I know he loved my mother. I never heard him raise his voice to her. But he was the boss. And she loved him very much.

How I learned more about him when he was dying of cancer than I did in all the years before.

I missed by flight home to Los Angeles the last time I saw him in the hospital. It was 1986 and he was eighty-four. I remember the year because it was the last time the Bears won the Super Bowl.

I can’t remember ever saying “I love you, Dad.” But I did.

7 Responses to “Happy Father’s Day, Dad”

  1. 1 David June 15, 2013 at 3:23 pm

    I love you, Dad.


  2. 2 Mikey June 15, 2013 at 4:41 pm

    Poignant memories Freddy. My Dad was also a hard worker…appliance and TV sales by day… musician by night. In those days our dads were less communicative about their feelings than we are today. But they loved us and were always proud to be our dads!

    Happy Father’s Day my friend!


  3. 3 Alice June 15, 2013 at 5:56 pm

    As always, Fred, you don’t waste words and go right to the heart of the matter. To this day, the respect and tenderness you held in your heart for your father come through loud and clear. He taught you essential lessons in life which you seemed to have applied. Happy Father’s Day, dear friend!


  4. 4 Dick June 15, 2013 at 6:17 pm

    Good writing, Fred…..
    It made me think about my “Pop” for which I haven’t done for quite a while…
    It was mostly Brooklyn in the 40’s – 60’s, Mom’s Alzheimer’s in the late 60’s …getting myself a job at Syracuse and leaving him and mom in Brooklyn..their visiting us in Syracuse. Mom’s death and his coming back to life again…leaving Syracuse to get a job at Pfizer in Groton, CT… His visits to CT…his life after he moved in with Toni and me….both there and here in Ojai.
    He too, was a good Father to both my brother and myself.

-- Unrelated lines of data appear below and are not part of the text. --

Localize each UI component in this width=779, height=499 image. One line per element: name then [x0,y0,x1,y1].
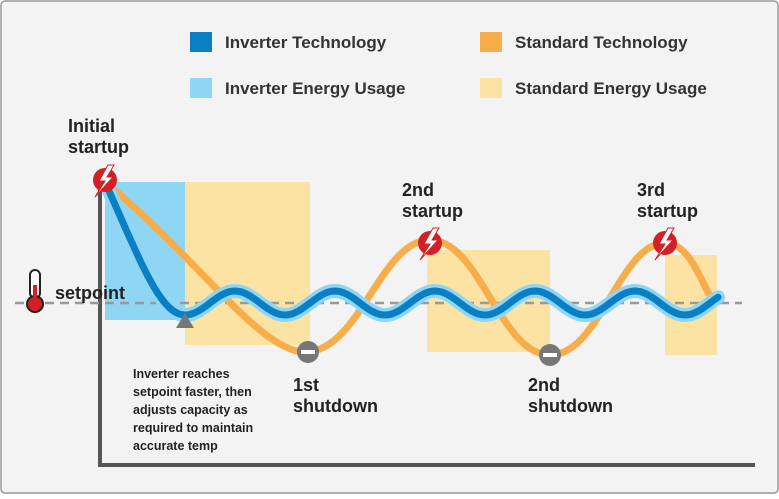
second-shutdown-label: 2nd [528,375,560,395]
legend-swatch [480,32,502,52]
thermometer [26,269,44,313]
note-label: accurate temp [133,439,218,453]
bolt [94,164,115,198]
note-label: adjusts capacity as [133,403,248,417]
startup-icon [418,227,442,261]
legend-swatch [190,78,212,98]
shutdown-icon [539,344,561,366]
note-label: setpoint faster, then [133,385,252,399]
third-startup-label: 3rd [637,180,665,200]
second-startup-label: 2nd [402,180,434,200]
legend-label: Standard Energy Usage [515,79,707,98]
bolt [654,227,675,261]
third-startup-label: startup [637,201,698,221]
legend: Inverter Technology Inverter Energy Usage… [190,32,707,98]
bolt [419,227,440,261]
legend-label: Inverter Energy Usage [225,79,405,98]
first-shutdown-label: shutdown [293,396,378,416]
initial-startup-label: startup [68,137,129,157]
note-label: Inverter reaches [133,367,230,381]
note-label: required to maintain [133,421,253,435]
legend-label: Standard Technology [515,33,688,52]
inverter-curve [101,178,722,319]
setpoint-label: setpoint [55,283,125,303]
legend-swatch [190,32,212,52]
initial-startup-label: Initial [68,116,115,136]
axes [98,185,755,467]
startup-icon [93,164,117,198]
legend-swatch [480,78,502,98]
first-shutdown-label: 1st [293,375,319,395]
shutdown-icon [297,341,319,363]
marker [176,313,194,328]
second-shutdown-label: shutdown [528,396,613,416]
legend-label: Inverter Technology [225,33,387,52]
second-startup-label: startup [402,201,463,221]
startup-icon [653,227,677,261]
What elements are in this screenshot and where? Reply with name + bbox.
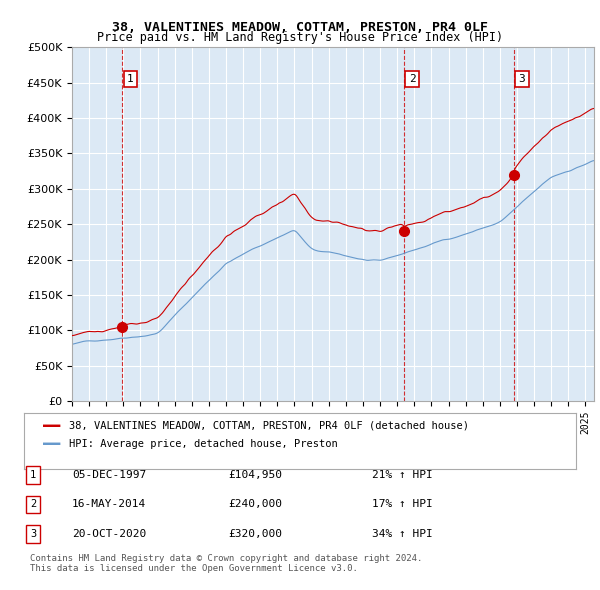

  5. 5 Leslie Reicin stein June 15, 2013 at 6:20 pm

    I remember one evening a week at your parents. We allegedly came to visit Grandma Reicin. My dad came in kissed Grandma and your mother and sat down in the breakfast room to play cards with his brothers. It was the highlight of the week for my Dad.


  6. 6 Sharon June 15, 2013 at 9:45 pm

    I have tears in my eyes after reading your recollections of my Papa. I loved him so much and think of him often. He was such a positive force in my life.
    He never wanted anything for himself but made sure we always had whatever we wanted. From as early as I can remember, we went there every Wednesday night for dinner, and every other Sunday. Alternate Sundays we went to visit him at the deli while he worked. He always made me feel important and loved. He gave me my first car. and when he couldn’t drive anymore I went there every Saturday morning to take him and Bubby wherever they needed to go. I miss watching the Cubs and the Sox with him. His unconditional love for me is something I miss and will never forget.
    Happy Father’s Day to you and all the Fathers and Grandfathers out there!